2. Confirm canonical Apothem head on a v2.6.8 reference node.
3. If GP5's local fork is shorter than 64 blocks, GP5 will recover via re-org once it sees the canonical head from peers. If longer, wipe GP5's chain data and re-sync from snapshot.
4. Re-run audit: which finding was the proximate cause? Add to the deferred-fixes list.

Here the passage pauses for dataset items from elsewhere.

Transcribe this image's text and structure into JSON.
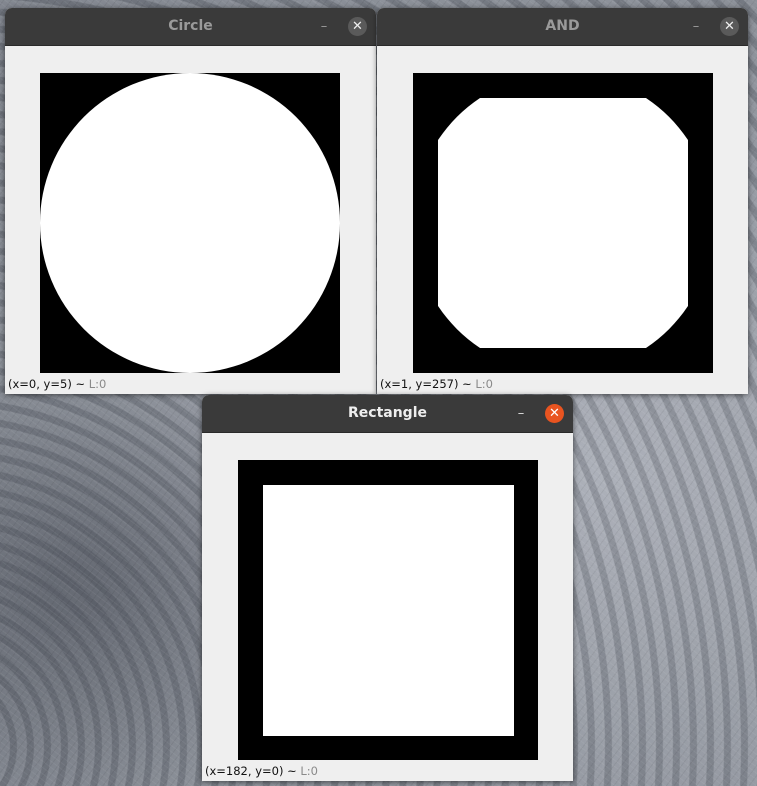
{
  "windows": {
    "circle": {
      "title": "Circle",
      "minimize_glyph": "–",
      "close_glyph": "✕",
      "status": {
        "coords": "(x=0, y=5)",
        "separator": "~",
        "level": "L:0"
      }
    },
    "and": {
      "title": "AND",
      "minimize_glyph": "–",
      "close_glyph": "✕",
      "status": {
        "coords": "(x=1, y=257)",
        "separator": "~",
        "level": "L:0"
      }
    },
    "rectangle": {
      "title": "Rectangle",
      "minimize_glyph": "–",
      "close_glyph": "✕",
      "status": {
        "coords": "(x=182, y=0)",
        "separator": "~",
        "level": "L:0"
      }
    }
  },
  "icons": {
    "minimize": "minimize-icon",
    "close": "close-icon"
  },
  "colors": {
    "titlebar": "#3a3a3a",
    "window_bg": "#efefef",
    "close_active": "#e95420",
    "close_inactive": "#5a5a5a",
    "image_background": "#000000",
    "image_foreground": "#ffffff"
  }
}
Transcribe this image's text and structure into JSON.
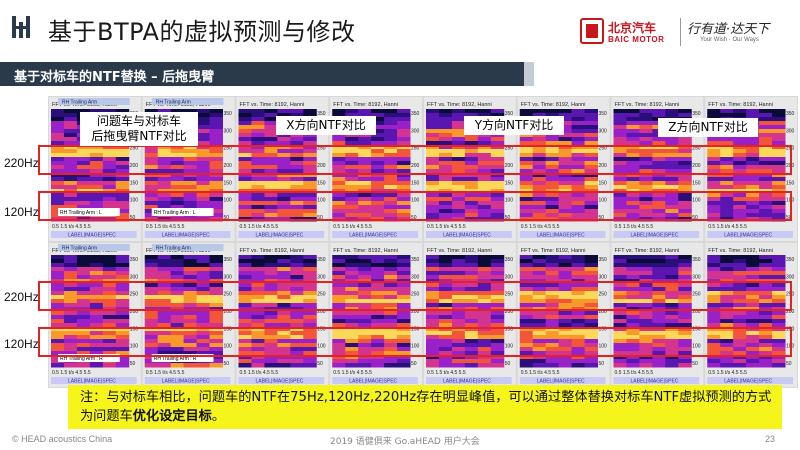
{
  "header": {
    "title": "基于BTPA的虚拟预测与修改",
    "brand_cn": "北京汽车",
    "brand_en": "BAIC MOTOR",
    "slogan": "行有道·达天下",
    "slogan_en": "Your Wish · Our Ways"
  },
  "section": {
    "title": "基于对标车的NTF替换 – 后拖曳臂"
  },
  "callouts": {
    "c1": "问题车与对标车\n后拖曳臂NTF对比",
    "c2": "X方向NTF对比",
    "c3": "Y方向NTF对比",
    "c4": "Z方向NTF对比"
  },
  "freq_labels": {
    "top_220": "220Hz",
    "top_120": "120Hz",
    "bot_220": "220Hz",
    "bot_120": "120Hz"
  },
  "panel_text": {
    "tab": "RH Trailing Arm",
    "header": "FFT vs. Time: 8192, Hanni",
    "trace_left": "RH Trailing Arm : L",
    "trace_right": "RH Trailing Arm : R",
    "tick_x": "0.5  1.5    t/s    4.5  5.5",
    "y_ticks_top": [
      "350",
      "300",
      "250",
      "200",
      "150",
      "100",
      "50"
    ],
    "footer": "LABEL|IMAGE|SPEC"
  },
  "note": {
    "prefix": "注：与对标车相比，问题车的NTF在75Hz,120Hz,220Hz存在明显峰值，可以通过整体替换对标车NTF虚拟预测的方式为问题车",
    "bold": "优化设定目标",
    "suffix": "。"
  },
  "footer": {
    "left": "© HEAD acoustics China",
    "center": "2019 语健俱来 Go.aHEAD 用户大会",
    "page": "23"
  },
  "colors": {
    "accent_red": "#e32222",
    "section_bg": "#2b3a4a",
    "note_bg": "#f5f51c"
  }
}
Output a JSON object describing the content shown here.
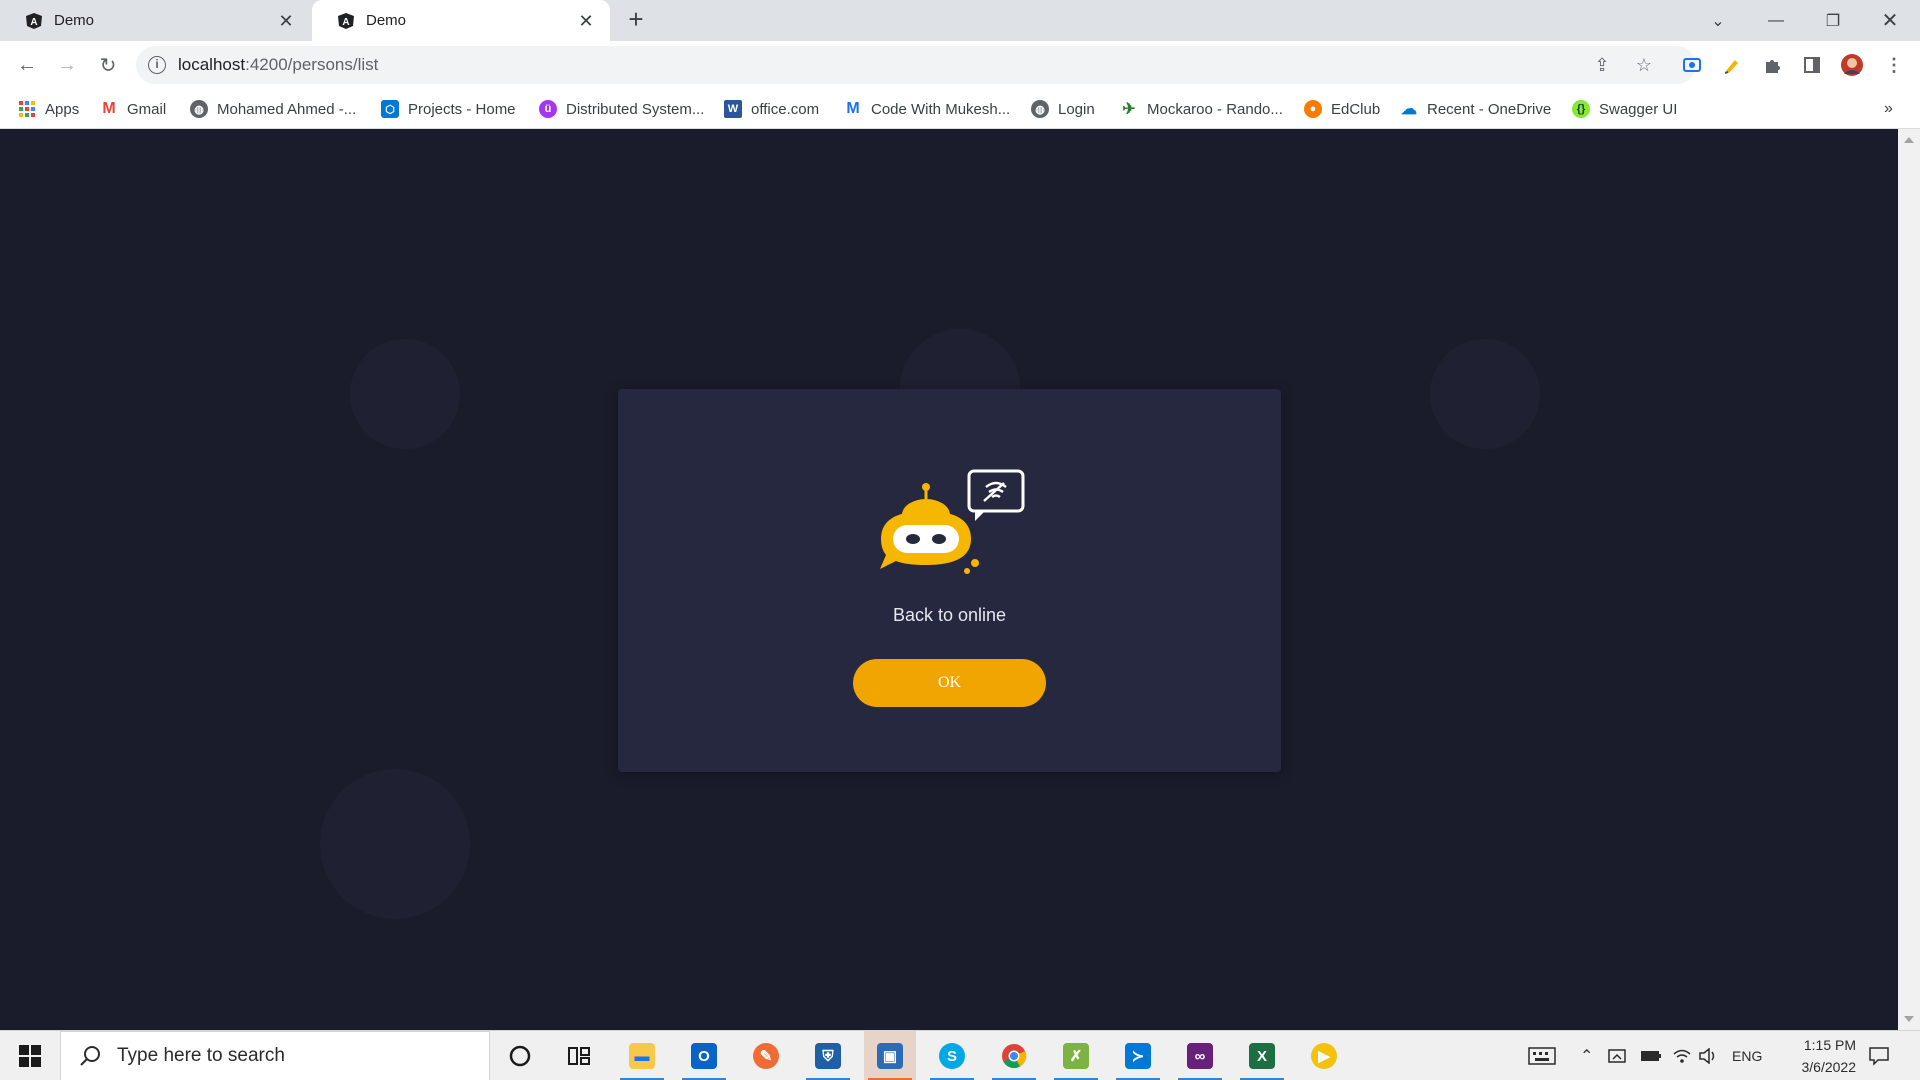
{
  "browser": {
    "tabs": [
      {
        "title": "Demo",
        "active": false
      },
      {
        "title": "Demo",
        "active": true
      }
    ],
    "address": {
      "host": "localhost",
      "path": ":4200/persons/list"
    },
    "bookmarks": [
      {
        "label": "Apps",
        "icon": "apps-grid-icon"
      },
      {
        "label": "Gmail",
        "icon": "gmail-icon"
      },
      {
        "label": "Mohamed Ahmed -...",
        "icon": "globe-icon"
      },
      {
        "label": "Projects - Home",
        "icon": "azure-devops-icon"
      },
      {
        "label": "Distributed System...",
        "icon": "udemy-icon"
      },
      {
        "label": "office.com",
        "icon": "word-icon"
      },
      {
        "label": "Code With Mukesh...",
        "icon": "mail-icon"
      },
      {
        "label": "Login",
        "icon": "globe-icon"
      },
      {
        "label": "Mockaroo - Rando...",
        "icon": "mockaroo-icon"
      },
      {
        "label": "EdClub",
        "icon": "edclub-icon"
      },
      {
        "label": "Recent - OneDrive",
        "icon": "onedrive-icon"
      },
      {
        "label": "Swagger UI",
        "icon": "swagger-icon"
      }
    ],
    "overflow_label": "»"
  },
  "modal": {
    "message": "Back to online",
    "ok_label": "OK",
    "accent_color": "#f0a500"
  },
  "taskbar": {
    "search_placeholder": "Type here to search",
    "language": "ENG",
    "time": "1:15 PM",
    "date": "3/6/2022"
  }
}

### 6.4 Reporting template

Stage 6 sign-off requires:

```
== Apothem canary report ==
Phase 6A:
- Duration: <hours>
- Blocks observed: <N>
- Hash divergences at depth 64: <count>
- Boot errors: <none|list>
- Peer drops with reason "useless peer": <count>
- Sync errors: <none|list>

Phase 6B:
- Duration: <hours>
- Rounds observed where GP5 was proposer: <N>
- Blocks GP5 produced: <N>
- Blocks accepted by v2.6.8 peers (canonical chain): <N>
- Blocks rejected: <N> (with reasons)
- BFT vote/timeout messages emitted by GP5 (count): <N>
- BFT vote/timeout messages received by GP5 from peers (count): <N>
- Local fork events on GP5: <count>
- Reorgs > 5 blocks: <count>

Verdict: <PASS|FAIL with audit reference IDs>
```

---

## Cross-references

- Stage 5 step 5.6 diagnostic decision tree maps to the Section B per-divergence dossier of `part2_phases_9-12.md`.
- Stage 6 pre-flight checklist (6.2.1) enumerates the gate findings.
- Both stages depend on CC-1 (genesis hash) and W-9 (handshake) being resolved first.